Ancora "falso zafferano" killer: lavanda gastrica salva famiglia modenese

21 settembre 2017 ore 17:02, Andrea Barcariol
Sono finiti al Policlinico di Modena per un avvelenamento da colchicina che hanno scambiato per zafferano.
Protagonisti della vicenda un padre 59enne, una madre 58enne e il figlio 26enne, di Modena che, raccolta la pianta nei boschi di San Clemente, frazione di Monterenzio nel Bolognese, l'hanno utilizzata per insaporire un risotto. Uno scambio non così raro, vista la notevole somiglianza tra le due piante, tanto che il colchico d'autunno (Colchicum Autumnale) è chiamato anche 'falso zafferano' o 'zafferano bastardo'.

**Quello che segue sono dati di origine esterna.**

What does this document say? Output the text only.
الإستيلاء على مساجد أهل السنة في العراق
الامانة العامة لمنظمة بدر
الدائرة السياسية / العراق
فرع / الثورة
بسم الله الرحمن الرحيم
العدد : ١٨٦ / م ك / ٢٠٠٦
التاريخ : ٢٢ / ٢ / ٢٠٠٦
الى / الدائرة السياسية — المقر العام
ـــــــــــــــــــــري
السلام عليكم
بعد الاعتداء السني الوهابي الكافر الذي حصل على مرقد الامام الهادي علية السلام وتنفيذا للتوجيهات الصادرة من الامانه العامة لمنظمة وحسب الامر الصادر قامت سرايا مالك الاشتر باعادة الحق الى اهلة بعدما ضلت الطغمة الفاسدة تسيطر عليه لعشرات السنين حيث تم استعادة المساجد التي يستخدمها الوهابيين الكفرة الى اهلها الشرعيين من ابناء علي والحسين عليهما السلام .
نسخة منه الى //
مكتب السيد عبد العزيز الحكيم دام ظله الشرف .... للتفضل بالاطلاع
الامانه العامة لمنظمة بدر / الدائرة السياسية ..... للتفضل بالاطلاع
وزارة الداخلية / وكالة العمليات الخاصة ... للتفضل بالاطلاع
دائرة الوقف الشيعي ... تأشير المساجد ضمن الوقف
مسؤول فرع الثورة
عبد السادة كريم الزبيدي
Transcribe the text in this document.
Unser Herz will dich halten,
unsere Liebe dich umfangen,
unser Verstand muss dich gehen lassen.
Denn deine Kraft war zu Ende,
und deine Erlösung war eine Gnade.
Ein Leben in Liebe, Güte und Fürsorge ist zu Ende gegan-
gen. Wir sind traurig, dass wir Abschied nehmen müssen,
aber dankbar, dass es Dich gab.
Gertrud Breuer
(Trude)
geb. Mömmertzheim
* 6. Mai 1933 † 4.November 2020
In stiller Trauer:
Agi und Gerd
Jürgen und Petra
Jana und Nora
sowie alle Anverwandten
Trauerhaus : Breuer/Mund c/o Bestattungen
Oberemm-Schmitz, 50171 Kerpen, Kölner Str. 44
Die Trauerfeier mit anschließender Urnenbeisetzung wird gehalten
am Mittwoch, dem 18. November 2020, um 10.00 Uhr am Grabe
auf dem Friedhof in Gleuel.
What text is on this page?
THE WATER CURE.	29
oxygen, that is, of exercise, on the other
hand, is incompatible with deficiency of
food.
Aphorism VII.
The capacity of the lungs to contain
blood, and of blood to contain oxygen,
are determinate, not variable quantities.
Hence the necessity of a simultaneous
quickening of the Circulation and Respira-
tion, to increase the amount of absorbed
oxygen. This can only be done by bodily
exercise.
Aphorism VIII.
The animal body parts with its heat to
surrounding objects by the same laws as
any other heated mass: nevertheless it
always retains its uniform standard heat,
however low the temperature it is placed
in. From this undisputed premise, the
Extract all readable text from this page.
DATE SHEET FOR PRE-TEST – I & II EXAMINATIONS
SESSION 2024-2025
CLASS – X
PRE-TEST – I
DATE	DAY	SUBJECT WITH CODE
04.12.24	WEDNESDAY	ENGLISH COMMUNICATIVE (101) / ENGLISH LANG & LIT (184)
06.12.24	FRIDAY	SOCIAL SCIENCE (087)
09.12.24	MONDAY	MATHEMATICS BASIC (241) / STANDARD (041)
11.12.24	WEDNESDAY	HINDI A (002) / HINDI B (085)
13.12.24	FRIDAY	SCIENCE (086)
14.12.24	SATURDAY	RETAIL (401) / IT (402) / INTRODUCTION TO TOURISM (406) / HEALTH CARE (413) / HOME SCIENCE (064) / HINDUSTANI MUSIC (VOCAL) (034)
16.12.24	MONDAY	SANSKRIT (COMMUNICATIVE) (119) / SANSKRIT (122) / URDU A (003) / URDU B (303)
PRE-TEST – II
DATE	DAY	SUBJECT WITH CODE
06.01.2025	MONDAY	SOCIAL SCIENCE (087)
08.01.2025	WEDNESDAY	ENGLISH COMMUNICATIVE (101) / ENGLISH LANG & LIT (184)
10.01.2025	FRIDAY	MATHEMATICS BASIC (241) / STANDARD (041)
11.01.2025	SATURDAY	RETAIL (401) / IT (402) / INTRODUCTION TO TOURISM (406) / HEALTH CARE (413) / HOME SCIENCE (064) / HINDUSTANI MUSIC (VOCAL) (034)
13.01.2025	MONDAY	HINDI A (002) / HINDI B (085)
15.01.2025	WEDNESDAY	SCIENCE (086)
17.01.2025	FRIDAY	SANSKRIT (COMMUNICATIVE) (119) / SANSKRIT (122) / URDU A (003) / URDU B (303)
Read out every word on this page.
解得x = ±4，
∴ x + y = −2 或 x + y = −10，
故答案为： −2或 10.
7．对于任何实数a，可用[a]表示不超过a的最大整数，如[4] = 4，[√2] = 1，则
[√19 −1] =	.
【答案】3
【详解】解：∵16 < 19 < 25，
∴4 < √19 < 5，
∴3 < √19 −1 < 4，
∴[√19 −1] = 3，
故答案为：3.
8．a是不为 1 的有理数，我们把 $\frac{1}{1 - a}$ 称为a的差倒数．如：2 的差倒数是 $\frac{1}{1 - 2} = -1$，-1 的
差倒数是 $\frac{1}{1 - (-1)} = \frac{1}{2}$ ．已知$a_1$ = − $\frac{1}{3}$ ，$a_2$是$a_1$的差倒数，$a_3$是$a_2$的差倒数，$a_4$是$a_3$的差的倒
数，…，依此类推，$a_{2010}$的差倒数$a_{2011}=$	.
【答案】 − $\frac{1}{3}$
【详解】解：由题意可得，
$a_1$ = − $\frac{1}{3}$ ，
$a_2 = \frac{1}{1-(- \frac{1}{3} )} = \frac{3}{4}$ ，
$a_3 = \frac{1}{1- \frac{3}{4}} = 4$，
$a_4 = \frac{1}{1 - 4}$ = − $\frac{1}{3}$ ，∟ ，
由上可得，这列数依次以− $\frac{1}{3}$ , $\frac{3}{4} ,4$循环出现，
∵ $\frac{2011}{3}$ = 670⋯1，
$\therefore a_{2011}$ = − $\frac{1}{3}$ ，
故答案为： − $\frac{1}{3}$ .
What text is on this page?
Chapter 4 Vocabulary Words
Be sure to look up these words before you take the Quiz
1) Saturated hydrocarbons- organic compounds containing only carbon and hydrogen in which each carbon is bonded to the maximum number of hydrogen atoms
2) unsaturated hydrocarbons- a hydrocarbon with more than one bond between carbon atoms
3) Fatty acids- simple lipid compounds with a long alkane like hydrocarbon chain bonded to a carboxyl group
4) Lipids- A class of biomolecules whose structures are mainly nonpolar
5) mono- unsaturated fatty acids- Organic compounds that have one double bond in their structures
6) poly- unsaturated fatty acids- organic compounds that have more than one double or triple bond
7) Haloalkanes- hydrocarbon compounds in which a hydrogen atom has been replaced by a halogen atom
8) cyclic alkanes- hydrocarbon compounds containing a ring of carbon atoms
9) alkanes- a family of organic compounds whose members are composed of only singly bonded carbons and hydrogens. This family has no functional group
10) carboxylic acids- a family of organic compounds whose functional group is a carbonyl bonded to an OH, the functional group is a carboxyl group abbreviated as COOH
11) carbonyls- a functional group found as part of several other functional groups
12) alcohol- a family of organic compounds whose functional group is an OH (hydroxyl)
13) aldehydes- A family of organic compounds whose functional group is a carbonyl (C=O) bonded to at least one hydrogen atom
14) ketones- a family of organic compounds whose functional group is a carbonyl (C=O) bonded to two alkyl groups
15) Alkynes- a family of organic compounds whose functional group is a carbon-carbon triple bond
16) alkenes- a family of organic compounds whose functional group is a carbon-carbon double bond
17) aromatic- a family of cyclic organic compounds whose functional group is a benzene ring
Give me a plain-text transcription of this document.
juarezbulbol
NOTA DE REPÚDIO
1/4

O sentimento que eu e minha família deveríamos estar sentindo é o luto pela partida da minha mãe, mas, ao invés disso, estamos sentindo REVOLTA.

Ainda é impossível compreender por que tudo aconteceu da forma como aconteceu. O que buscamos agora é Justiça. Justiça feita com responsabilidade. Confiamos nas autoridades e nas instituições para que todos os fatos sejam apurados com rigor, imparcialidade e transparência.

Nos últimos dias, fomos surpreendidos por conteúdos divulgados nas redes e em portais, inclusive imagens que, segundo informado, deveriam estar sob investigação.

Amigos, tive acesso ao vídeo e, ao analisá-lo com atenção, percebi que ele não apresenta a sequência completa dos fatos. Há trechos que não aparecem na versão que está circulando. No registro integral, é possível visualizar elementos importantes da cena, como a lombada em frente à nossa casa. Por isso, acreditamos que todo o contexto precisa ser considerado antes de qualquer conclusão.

Ancora 'falso zafferano' killer: lavanda gastrica salva famiglia modenese
I tre sfortunati protagonisti della vicenda mercoledì si sono rivolti al Pronto Soccorso del Policlinico di Modena lamentando sintomi da gastroenterite e sono stati ricoverati in Osservazione Breve Intensiva: ora stanno bene e sono stati dimessi, dopo una lavanda gastrica e aver assunto carbone vegetale. "Il Colchicum autunnale - spiega il dottor Antonio Luciani, direttore del Pronto soccorso del policlinico - è un'erba velenosa altamente tossica che, come dice il nome, è diffusa in questa stagione. Non bisogna toccare né il fiore né la pianta" che viene scambiata per zafferano visto che i due fiori sono molto simili.
Per aver scambiato il colchico d'autunno per zafferano sono invece morti, nei giorni scorsi, due coniugi di Cona che, in vacanza in Trentino, avevano raccolto la pianta velenosa, poi usata, anche in questo caso, per cucinare un risotto.

COLCHICO AUTUNNALE
A differenza del commestibile zafferano vero (Crocus sativus), pianta della famiglia delle Iridaceae, il colchico autunnale della famiglia delle Liliacee, è velenoso. "E' vero sono molto simili", dice all'Adnkronos il professor Mauro Serafini, ordinario di Botanica Farmaceutica alla Sapienza di Roma. "Quando si decide di assaggiare delle piante, è fondamentale conoscerle, sapere cioè il periodo di fioritura, il loro aspetto e i luoghi in cui crescono".
"Il colchico d'autunno contiene la colchicina, un veleno mitotico - spiega il professore - in pratica blocca la divisione delle cellule. A piccole dosi e sempre solo sotto controllo medico, viene usato nell'omeopatia e, rallentando i processi metabolici che portano alla formazione dell’acido urico, rappresenta un buon rimedio contro la gotta. Gli effetti avversi, provocati dall'ingestione di parti di questa pianta sono quelli tipici dell'avvelenamento con dolori acuti non controllabili".